Cuatro días más tarde, la Asamblea expresa su condición opositora y equilibradora adoptando una decisión trascendental para el momento crítico que vivimos: el abandono del cargo por parte del presidente de la República, Nicolás Maduro Moros, por ser responsable directo de la crisis sin precedente que nos afecta.
En cualquier Estado con una real separación de poderes, al Tribunal Supremo de Justicia le correspondería dilucidar la fundamentación constitucional de la medida y decir, por tanto, la última palabra. Desgraciadamente, en la Venezuela actual eso no es más que un vano deseo por la condición minusválida y partidista de ese importante órgano, cuyas decisiones no son más que –como ya dijimos en anterior artículo– “aleteos de mariposas” ocasionados por los vientos direccionales emanados del Poder Ejecutivo.
Dentro y fuera de nuestras fronteras, nadie pone en duda que aquí hay una concentración de poder en la Presidencia de la República, que de hecho la transforma en dictadura, desde donde emanan las directrices que se ejecutan en el TSJ y otras instancias fundamentales de la estructura del Estado (Consejo Nacional Electoral, Banco Central de Venezuela, Contraloría General de la República, Defensoría del Pueblo y Fiscalía General de la República). Es por esa específica situación, además del hecho cierto de contar con el apoyo de la mayoría de los ciudadanos, que consideramos que la acción ética, jurídica y política que ha ejecutado la Asamblea Nacional tiene la relevancia que hará que trascienda en el tiempo.

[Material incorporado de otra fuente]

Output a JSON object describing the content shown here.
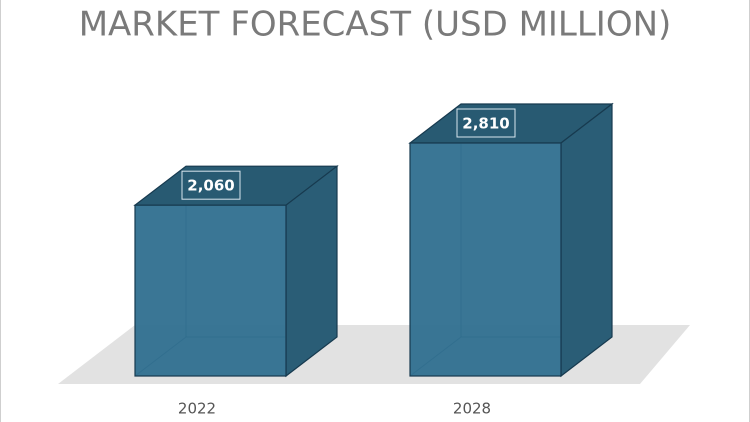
{
  "chart_data": {
    "type": "bar3d",
    "title": "MARKET FORECAST (USD MILLION)",
    "categories": [
      "2022",
      "2028"
    ],
    "values": [
      2060,
      2810
    ],
    "value_labels": [
      "2,060",
      "2,810"
    ],
    "color": "#2f6f8f"
  }
}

Los diferentes autores que en el pasado han estudiado el tema del despotismo y la concentración de poder han sido concluyentes al señalar que el gobierno mixto, que es el mismo que Montesquieu llamó “gobierno moderado”, es el único remedio contra dicho mal. De allí que insistentemente se ha dicho que el mejor antídoto para el abuso de poder es dividirlo, esto es, enfrentar un poder con el otro para garantizar la estabilidad del régimen y la libertad del ciudadano por el control recíproco. Gabriel Bonnot de Mably (1709-1785), precursor del socialismo utópico, en un escrito de 1768 relativo al orden natural y esencial de las sociedades políticas, expuso tan relevante asunto así:
“En política los contrapesos no son instituidos para privar al poder legislativo y al ejecutivo de la acción que le es propia y necesaria, sino para que sus actos no sean ni violentos, ni irreflexivos, ni apresurados, ni precipitados. Se crean poderes antagónicos para que las leyes tengan un poder superior al de los magistrados y para que todos los órdenes de la sociedad tengan protectores con los cuales contar (véase al respecto La teoría de las formas de gobierno en la historia del pensamiento político de Norberto Bobbio)”.

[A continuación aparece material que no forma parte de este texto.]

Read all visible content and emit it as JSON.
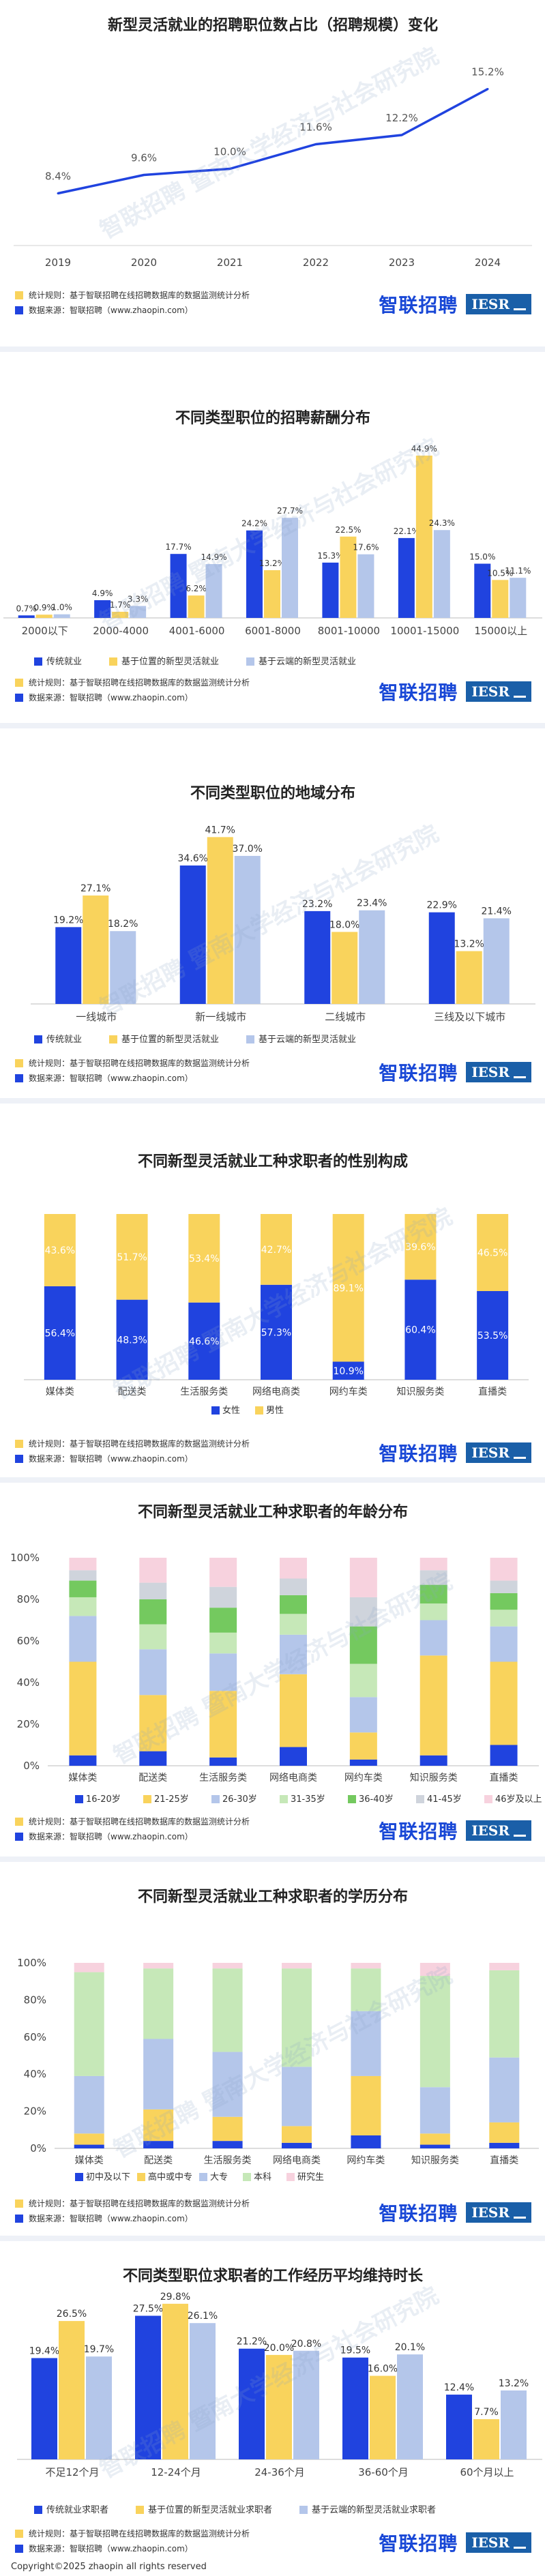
{
  "footer": {
    "stat_rule_short": "统计规则：基于智联招聘在线招聘数据库的数据监测统计分析",
    "stat_rule_long": "统计规则：基于智联招聘在线招聘数据库的数据监测统计分析",
    "data_source": "数据来源：智联招聘（www.zhaopin.com）",
    "data_source_alt": "数据来源：智联招聘（www.zhaopin.com）",
    "brand_name": "智联招聘",
    "iesr": "IESR"
  },
  "watermark": "智联招聘 暨南大学经济与社会研究院",
  "copyright": "Copyright©2025 zhaopin all rights reserved",
  "colors": {
    "blue": "#2043df",
    "yellow": "#f9d35c",
    "lightblue": "#b4c6ea",
    "green": "#c6e8b8",
    "pink": "#f7d2de",
    "darkgreen": "#74c95f",
    "gray": "#cfd4dc"
  },
  "chart_data": [
    {
      "id": "line",
      "type": "line",
      "title": "新型灵活就业的招聘职位数占比（招聘规模）变化",
      "categories": [
        "2019",
        "2020",
        "2021",
        "2022",
        "2023",
        "2024"
      ],
      "values": [
        8.4,
        9.6,
        10.0,
        11.6,
        12.2,
        15.2
      ],
      "labels": [
        "8.4%",
        "9.6%",
        "10.0%",
        "11.6%",
        "12.2%",
        "15.2%"
      ],
      "ylim": [
        5,
        17
      ]
    },
    {
      "id": "salary",
      "type": "bar",
      "title": "不同类型职位的招聘薪酬分布",
      "categories": [
        "2000以下",
        "2000-4000",
        "4001-6000",
        "6001-8000",
        "8001-10000",
        "10001-15000",
        "15000以上"
      ],
      "series": [
        {
          "name": "传统就业",
          "values": [
            0.7,
            4.9,
            17.7,
            24.2,
            15.3,
            22.1,
            15.0
          ],
          "labels": [
            "0.7%",
            "4.9%",
            "17.7%",
            "24.2%",
            "15.3%",
            "22.1%",
            "15.0%"
          ]
        },
        {
          "name": "基于位置的新型灵活就业",
          "values": [
            0.9,
            1.7,
            6.2,
            13.2,
            22.5,
            44.9,
            10.5
          ],
          "labels": [
            "0.9%",
            "1.7%",
            "6.2%",
            "13.2%",
            "22.5%",
            "44.9%",
            "10.5%"
          ]
        },
        {
          "name": "基于云端的新型灵活就业",
          "values": [
            1.0,
            3.3,
            14.9,
            27.7,
            17.6,
            24.3,
            11.1
          ],
          "labels": [
            "1.0%",
            "3.3%",
            "14.9%",
            "27.7%",
            "17.6%",
            "24.3%",
            "11.1%"
          ]
        }
      ],
      "ylim": [
        0,
        50
      ]
    },
    {
      "id": "region",
      "type": "bar",
      "title": "不同类型职位的地域分布",
      "categories": [
        "一线城市",
        "新一线城市",
        "二线城市",
        "三线及以下城市"
      ],
      "series": [
        {
          "name": "传统就业",
          "values": [
            19.2,
            34.6,
            23.2,
            22.9
          ],
          "labels": [
            "19.2%",
            "34.6%",
            "23.2%",
            "22.9%"
          ]
        },
        {
          "name": "基于位置的新型灵活就业",
          "values": [
            27.1,
            41.7,
            18.0,
            13.2
          ],
          "labels": [
            "27.1%",
            "41.7%",
            "18.0%",
            "13.2%"
          ]
        },
        {
          "name": "基于云端的新型灵活就业",
          "values": [
            18.2,
            37.0,
            23.4,
            21.4
          ],
          "labels": [
            "18.2%",
            "37.0%",
            "23.4%",
            "21.4%"
          ]
        }
      ],
      "ylim": [
        0,
        45
      ]
    },
    {
      "id": "gender",
      "type": "bar",
      "stacked": true,
      "title": "不同新型灵活就业工种求职者的性别构成",
      "categories": [
        "媒体类",
        "配送类",
        "生活服务类",
        "网络电商类",
        "网约车类",
        "知识服务类",
        "直播类"
      ],
      "series": [
        {
          "name": "女性",
          "values": [
            56.4,
            48.3,
            46.6,
            57.3,
            10.9,
            60.4,
            53.5
          ],
          "labels": [
            "56.4%",
            "48.3%",
            "46.6%",
            "57.3%",
            "10.9%",
            "60.4%",
            "53.5%"
          ]
        },
        {
          "name": "男性",
          "values": [
            43.6,
            51.7,
            53.4,
            42.7,
            89.1,
            39.6,
            46.5
          ],
          "labels": [
            "43.6%",
            "51.7%",
            "53.4%",
            "42.7%",
            "89.1%",
            "39.6%",
            "46.5%"
          ]
        }
      ],
      "ylim": [
        0,
        100
      ]
    },
    {
      "id": "age",
      "type": "bar",
      "stacked": true,
      "title": "不同新型灵活就业工种求职者的年龄分布",
      "categories": [
        "媒体类",
        "配送类",
        "生活服务类",
        "网络电商类",
        "网约车类",
        "知识服务类",
        "直播类"
      ],
      "yticks": [
        "0%",
        "20%",
        "40%",
        "60%",
        "80%",
        "100%"
      ],
      "series": [
        {
          "name": "16-20岁",
          "values": [
            5,
            7,
            4,
            9,
            3,
            5,
            10
          ]
        },
        {
          "name": "21-25岁",
          "values": [
            45,
            27,
            32,
            35,
            13,
            48,
            40
          ]
        },
        {
          "name": "26-30岁",
          "values": [
            22,
            22,
            18,
            19,
            17,
            17,
            17
          ]
        },
        {
          "name": "31-35岁",
          "values": [
            9,
            12,
            10,
            10,
            16,
            8,
            8
          ]
        },
        {
          "name": "36-40岁",
          "values": [
            8,
            12,
            12,
            9,
            18,
            9,
            8
          ]
        },
        {
          "name": "41-45岁",
          "values": [
            5,
            8,
            10,
            8,
            14,
            7,
            6
          ]
        },
        {
          "name": "46岁及以上",
          "values": [
            6,
            12,
            14,
            10,
            19,
            6,
            11
          ]
        }
      ],
      "ylim": [
        0,
        100
      ]
    },
    {
      "id": "edu",
      "type": "bar",
      "stacked": true,
      "title": "不同新型灵活就业工种求职者的学历分布",
      "categories": [
        "媒体类",
        "配送类",
        "生活服务类",
        "网络电商类",
        "网约车类",
        "知识服务类",
        "直播类"
      ],
      "yticks": [
        "0%",
        "20%",
        "40%",
        "60%",
        "80%",
        "100%"
      ],
      "series": [
        {
          "name": "初中及以下",
          "values": [
            2,
            4,
            4,
            3,
            7,
            2,
            3
          ]
        },
        {
          "name": "高中或中专",
          "values": [
            6,
            17,
            13,
            9,
            32,
            6,
            11
          ]
        },
        {
          "name": "大专",
          "values": [
            31,
            38,
            35,
            32,
            35,
            25,
            35
          ]
        },
        {
          "name": "本科",
          "values": [
            56,
            38,
            45,
            53,
            23,
            60,
            47
          ]
        },
        {
          "name": "研究生",
          "values": [
            5,
            3,
            3,
            3,
            3,
            7,
            4
          ]
        }
      ],
      "ylim": [
        0,
        100
      ]
    },
    {
      "id": "tenure",
      "type": "bar",
      "title": "不同类型职位求职者的工作经历平均维持时长",
      "categories": [
        "不足12个月",
        "12-24个月",
        "24-36个月",
        "36-60个月",
        "60个月以上"
      ],
      "series": [
        {
          "name": "传统就业求职者",
          "values": [
            19.4,
            27.5,
            21.2,
            19.5,
            12.4
          ],
          "labels": [
            "19.4%",
            "27.5%",
            "21.2%",
            "19.5%",
            "12.4%"
          ]
        },
        {
          "name": "基于位置的新型灵活就业求职者",
          "values": [
            26.5,
            29.8,
            20.0,
            16.0,
            7.7
          ],
          "labels": [
            "26.5%",
            "29.8%",
            "20.0%",
            "16.0%",
            "7.7%"
          ]
        },
        {
          "name": "基于云端的新型灵活就业求职者",
          "values": [
            19.7,
            26.1,
            20.8,
            20.1,
            13.2
          ],
          "labels": [
            "19.7%",
            "26.1%",
            "20.8%",
            "20.1%",
            "13.2%"
          ]
        }
      ],
      "ylim": [
        0,
        32
      ]
    }
  ]
}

Esa labor de contrapeso es lo que le da entonces pleno sostén a la acción ejecutada por nuestra Asamblea y justifica su relevancia, además de que nos conduce inexorablemente a ratificar con más amplitud lo ya señalado sobre el régimen de Maduro, una dictadura apoyada por una minoría, cuyas ejecutorias –muchas de las cuales se fundamentan en la declaración arbitraria y contra legem (en contra de la ley) del estado de excepción– se apartan de lo que establece la Constitución. Es por eso que, de no hacerse los correctivos necesarios, lo único que le queda a la mayoría del país es abrir la caja de Pandora contenida en el artículo 350 de nuestra carta magna y que reza así: El pueblo de Venezuela, fiel a su tradición republicana, a su lucha por la independencia, la paz y la libertad, desconocerá cualquier régimen, legislación o autoridad que contraríe los valores, principios y garantías democráticos o menoscabe los derechos humanos.
A Nicolás le corresponde lanzar la primera carta.